Fig. 8. Myosin II filaments in macrophage frustrated phagocytosis.

a Macrophages plated on micropatterned IgG-Alexa 647 disks, with myosin II marked using RLC-EGFP and imaged with TIRF-SIM. Myosin II filaments formed a small ring within the circle of podosomes during macrophage frustrated phagocytosis. Individual myosin II bipolar filaments were visualized as doublets (arrows). The insert, showing a doublet, is a zoom of the dashed box. The scale bar of the insert is 300 nm. b Radial distributions of actin and myosin II (n = 15 sites across 7 cells, data are presented as mean with 95% CI). c Radial distance to the actin and myosin II peaks. Boxes show the median with first and third quartiles (n as in b). Whiskers show the last datum within 1.5*IQR of the box. P values determined using a two-tailed Mann-Whitney U test with Bonferroni correction. d Z-stack of actin 3D-SIM images (lifeact-Halo-549), myosin II (RLC-EGFP), and merged. e 3D view of actin and myosin II filaments shown in d. Source data are provided as a source data file.

Fig. 9. Schematic of podosome constituents drawn to scale.

a Cartoon of actin (magenta) based on iPALM, showing upper radial fibers, lower actin network, and the ventral protrusion. The cross-section shows intensity contours quantified in Fig. 4e. The IgG disk is shown in cyan. Grid unit length = 50 nm. b One-dimensional density plots from TIRF-SIM imaging of species centered on the F-actin peak.
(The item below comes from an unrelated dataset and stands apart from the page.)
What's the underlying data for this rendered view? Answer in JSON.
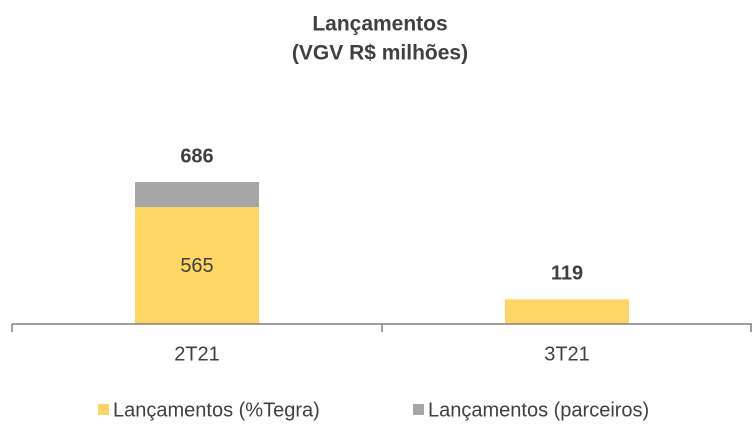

Plots correspond to the mean values for each species in Fig. 1e (IgG and FcγRIIA), Fig. 7c (F-Actin, Paxillin, Talin), and Fig. 8b (Myosin II). For IgG and FcγRIIA, white lines correspond to the mean inflection points (Fig. 1f). For paxillin, talin, and myosin, the white lines show the peak and FWHM boundary values. For myosin, the left-hand boundary of the FWHM is beyond the end of the plot but would be at −1.28 μm. PALM/STORM imaging showed cortactin co-localized with actin in both lobes of the podosome (Supplementary Fig. 7).